Çalışmalarda Urartular periyodunun en kutsal yerlerinden biri olarak kabul edilen ve yıllardır sırrı çözülemeyen Haldi Tapınağı’nda, mimari üzerine oyulan işlemeli taşlar birleştirilerek eski yerine yerleştiriliyor.
Alanında uzman akademisyenler tarafından özverili bir çalışmayla yapboz modülleri üzere tek tek birleştirilen motifli taşlarla, tapınağın eski görkemine kavuşması sağlanacak.
“BİR AÇIK HAVA MÜZESİ OLUŞTURMAYI PLANLIYORUZ”
Prof. Dr. Işıklı, Urartular’ın son büyük ve görkemli kalesinde, tarihe ışık tutacak kıymetli çalışmaların yürütüldüğünü söyledi.
Kültür ve Turizm Bakanlığının dayanağıyla 31 yıldır kalede çalışmaların devam ettiğini anlatan Işıklı, “Bu yıl çalışmaları daha çok onarma ve müdafaaya dönük hedefledik. Çok dar bir alanda hafriyat çalışmaları yapıyoruz. Gayemiz kalenin en değerli yapı kümesi olan Haldi Tapınağı ve onunla ilişkili yapı kompleksleri. Burası aslında dünya üzerinde Urartular’a ilişkin en iyi korunmuş kültürel miras alanı olarak tanımlanabilir. Çekirdek tapınağı, podyumlu salonu ve harikulâde taş personelliği ve buluntular açısından dünya üzerinde bu kadar güçlü Urartu verisinin sağlandığı öbür bir alan yok” diye konuştu.
Kale ve içindeki tapınağın ülke turizmine kazandırılması için çalışma yürüttüklerini belirten Işıklı, şunları söyledi: “Bu sene öncelikli olarak, tapınağın içerisinde ‘sella’ olarak tanımladığımız merkez tapınak içindeki tamirat ve muhafaza çalışmalarına yük vermeye çalıştık. Bilhassa tapınağın içerisinde dünyada eşi ve gibisi olmayan taş oyma üzerine yapılmış ‘intaglio’ diye tanımlanan bezemelerle süslü duvarlar var. Tekrar inanılmaz personelliği olan ve dünyada eşi gibisi olmayan üzeri bezemeli su mermerleri var. Bu alanda çok önemli taş onarımı yapmamız gerekiyordu. Bunların aslına uygun korunması ve onarılması gerek. Bu yıl elimizde yepyeni kesimlerle bir bütün yaratmak amacındayız. Tüm tapınak alanını bir çatı etrafında koruyup Urartular’ın kutsal kıymetlerini anlatan, kültürlerini canlı olarak yansıtan bir açık hava müzesi oluşturmayı planlıyoruz.”
“TAPINAK TÜM İHTİŞAMIYLA TURİZME HİZMET EDECEK”

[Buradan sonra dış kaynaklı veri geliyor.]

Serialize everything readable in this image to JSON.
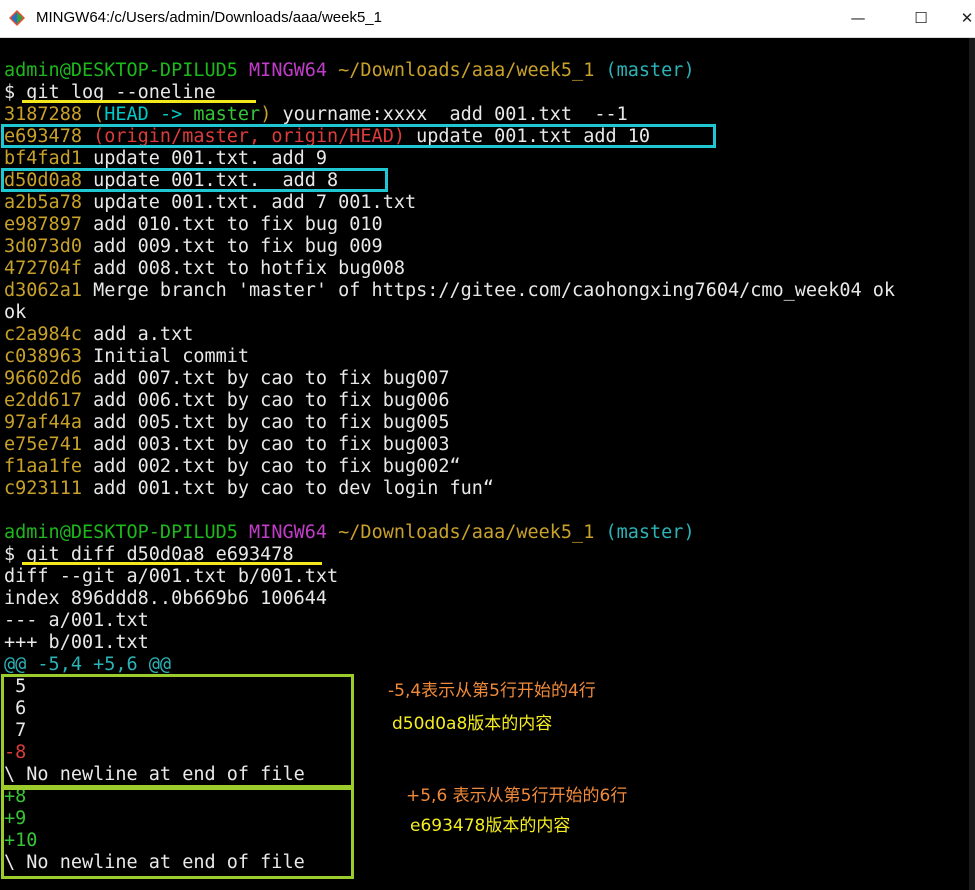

Atatürk Üniversitesi Arkeoloji Kısmı Araştırma Vazifelisi Ayşegül Akın Aras da tapınağın duvarlarına orijinal intaglioları yerleştirmek için titiz bir çalışma yürüttüklerini söyledi.
Tapınağın eski görkemine kavuşması için işlemeli taşları tek tek duvarlardaki yerlerine orijinline uygun bir halde yerleştirmeye çalıştıklarını tabir eden Aras, “Urartular taş blokların üzerini oyarak din anlayışları doğrultusunda bir birinden farklı motifler koymuşlar. Oyulmuş bu taşlara işlemeli orjinal kesimlerini yerleştiriyoruz. Orjinal taşların yerini bulmasıyla tapınak tüm ihtişamıyla turizme hizmet edecek.” tabirlerini kullandı.